MedicalResearch.com Interview with:
Charles W. Hoge, M.D.
Walter Reed Army Institute of Research
MedicalResearch.com: What is the background for this study? What are the main findings?
Dr. Hoge: Psychiatric definitions are revised periodically based on emerging science, with the intention of enhancing diagnostic accuracy, clinical utility, and communication. The latest edition of the American Psychiatric Association’s Diagnostic and Statistical Manual of Mental Disorders was published in 2013 (DSM-5). However, there were an unusually large number of changes to the PTSD definition compared with other common conditions affecting adults, raising concerns with how well these changes truly reflected emerging evidence. Since DSM-5 was published, evidence has accumulated that indicates that the revision did not improve the definition, and more importantly excludes nearly a third of individuals who would have met the previous DSM-IV definition.
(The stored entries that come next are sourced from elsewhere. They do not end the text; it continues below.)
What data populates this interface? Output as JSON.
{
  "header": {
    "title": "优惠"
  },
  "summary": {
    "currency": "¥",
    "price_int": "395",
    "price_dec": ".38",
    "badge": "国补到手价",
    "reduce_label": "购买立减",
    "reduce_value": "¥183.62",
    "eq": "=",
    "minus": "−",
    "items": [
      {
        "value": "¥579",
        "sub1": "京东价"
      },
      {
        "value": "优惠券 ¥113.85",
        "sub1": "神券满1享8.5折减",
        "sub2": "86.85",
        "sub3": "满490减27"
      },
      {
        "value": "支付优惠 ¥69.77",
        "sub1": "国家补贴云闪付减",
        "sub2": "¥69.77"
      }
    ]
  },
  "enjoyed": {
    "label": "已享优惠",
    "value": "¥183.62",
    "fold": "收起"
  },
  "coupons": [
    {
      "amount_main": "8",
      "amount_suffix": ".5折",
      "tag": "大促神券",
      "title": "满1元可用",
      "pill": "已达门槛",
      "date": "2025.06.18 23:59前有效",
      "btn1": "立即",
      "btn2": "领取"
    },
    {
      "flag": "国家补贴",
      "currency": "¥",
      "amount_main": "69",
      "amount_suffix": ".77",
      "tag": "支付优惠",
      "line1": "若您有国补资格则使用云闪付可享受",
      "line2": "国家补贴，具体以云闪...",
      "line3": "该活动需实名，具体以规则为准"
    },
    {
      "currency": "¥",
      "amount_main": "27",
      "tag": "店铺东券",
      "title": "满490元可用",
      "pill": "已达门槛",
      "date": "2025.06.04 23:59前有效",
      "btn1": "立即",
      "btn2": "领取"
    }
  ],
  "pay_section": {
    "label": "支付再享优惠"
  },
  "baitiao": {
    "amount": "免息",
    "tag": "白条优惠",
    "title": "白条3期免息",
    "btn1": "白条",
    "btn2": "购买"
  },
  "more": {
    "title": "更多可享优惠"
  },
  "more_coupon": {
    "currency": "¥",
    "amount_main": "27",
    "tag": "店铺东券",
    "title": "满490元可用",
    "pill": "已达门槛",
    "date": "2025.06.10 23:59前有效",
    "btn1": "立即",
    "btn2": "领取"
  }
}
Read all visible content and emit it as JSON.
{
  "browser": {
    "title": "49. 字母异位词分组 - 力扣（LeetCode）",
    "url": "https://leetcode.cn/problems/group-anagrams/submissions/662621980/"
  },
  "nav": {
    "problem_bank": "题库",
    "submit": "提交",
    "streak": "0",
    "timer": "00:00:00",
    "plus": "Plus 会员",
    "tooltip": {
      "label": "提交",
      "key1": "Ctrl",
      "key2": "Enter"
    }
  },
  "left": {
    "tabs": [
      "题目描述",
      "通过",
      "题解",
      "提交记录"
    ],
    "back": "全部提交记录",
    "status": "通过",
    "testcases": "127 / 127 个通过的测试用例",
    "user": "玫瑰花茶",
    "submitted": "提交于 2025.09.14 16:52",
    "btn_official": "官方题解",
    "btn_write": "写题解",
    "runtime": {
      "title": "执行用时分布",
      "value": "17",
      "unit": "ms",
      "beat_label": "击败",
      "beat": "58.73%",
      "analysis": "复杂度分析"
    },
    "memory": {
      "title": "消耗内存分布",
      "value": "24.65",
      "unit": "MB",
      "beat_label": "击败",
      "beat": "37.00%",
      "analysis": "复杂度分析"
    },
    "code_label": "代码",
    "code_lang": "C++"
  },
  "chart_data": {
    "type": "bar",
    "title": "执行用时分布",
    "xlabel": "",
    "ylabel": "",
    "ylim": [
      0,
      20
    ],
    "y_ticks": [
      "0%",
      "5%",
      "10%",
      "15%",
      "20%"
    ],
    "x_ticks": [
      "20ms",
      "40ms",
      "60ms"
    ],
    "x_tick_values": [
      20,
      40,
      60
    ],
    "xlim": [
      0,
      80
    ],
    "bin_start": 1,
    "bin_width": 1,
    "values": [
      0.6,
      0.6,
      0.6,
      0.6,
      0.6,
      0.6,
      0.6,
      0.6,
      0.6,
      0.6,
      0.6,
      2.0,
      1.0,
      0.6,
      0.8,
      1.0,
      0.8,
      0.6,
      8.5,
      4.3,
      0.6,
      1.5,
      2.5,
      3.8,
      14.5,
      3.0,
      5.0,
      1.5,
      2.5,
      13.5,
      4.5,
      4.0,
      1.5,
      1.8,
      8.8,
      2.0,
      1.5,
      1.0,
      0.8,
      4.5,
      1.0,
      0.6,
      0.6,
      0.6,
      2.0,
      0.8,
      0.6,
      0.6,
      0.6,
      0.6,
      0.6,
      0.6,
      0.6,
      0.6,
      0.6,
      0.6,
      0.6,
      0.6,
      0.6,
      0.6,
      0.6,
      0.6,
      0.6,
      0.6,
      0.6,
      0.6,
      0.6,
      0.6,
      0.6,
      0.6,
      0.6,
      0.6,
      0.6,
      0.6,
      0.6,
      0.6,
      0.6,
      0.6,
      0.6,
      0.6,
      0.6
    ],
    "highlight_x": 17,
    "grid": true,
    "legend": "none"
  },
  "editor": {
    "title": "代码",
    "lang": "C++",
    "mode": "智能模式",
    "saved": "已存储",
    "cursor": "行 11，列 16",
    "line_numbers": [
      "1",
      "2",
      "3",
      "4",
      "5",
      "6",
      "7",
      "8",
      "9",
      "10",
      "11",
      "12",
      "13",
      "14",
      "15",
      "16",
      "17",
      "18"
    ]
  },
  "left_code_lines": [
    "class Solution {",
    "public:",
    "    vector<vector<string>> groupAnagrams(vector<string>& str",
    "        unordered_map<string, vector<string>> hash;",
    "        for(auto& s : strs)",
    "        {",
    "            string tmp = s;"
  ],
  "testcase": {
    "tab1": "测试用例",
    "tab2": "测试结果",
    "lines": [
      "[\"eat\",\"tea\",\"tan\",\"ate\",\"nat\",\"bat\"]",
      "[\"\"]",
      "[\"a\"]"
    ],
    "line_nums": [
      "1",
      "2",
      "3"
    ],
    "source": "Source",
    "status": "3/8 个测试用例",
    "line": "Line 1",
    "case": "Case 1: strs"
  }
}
This article in JAMA Psychiatry provides a thorough critique of the problems with the new definition. It was written by 12 of the leading PTSD experts in the world, including strong representation from experts with experience treating veterans and service members. An accompanying editorial by U.S. Veterans Affairs researchers criticizes our findings, but lacks the scientific rigor of our analysis; for example, every reference they cite we also cite in direct support of our conclusions.
MedicalResearch.com: What should readers take away from your report?
Dr. Hoge: The most important take away from our paper is that expedited reconsideration of the new PTSD definition is required, and continued use of the original DSM-IV definition is necessary to ensure patients receive the care they need. Patients who meet DSM-IV criteria should continue to be diagnosed with PTSD, and not denied trauma-focused treatment based solely on DSM-5. Since all of our treatments for PTSD have been validated according to the DSM-IV definition, we do not know if well-established treatments will apply equally to patients identified only under DSM-5, and this will require close evaluation. In addition, research proposals enrolling PTSD patients should be closely scrutinized if their design does not encompass DSM-IV criteria.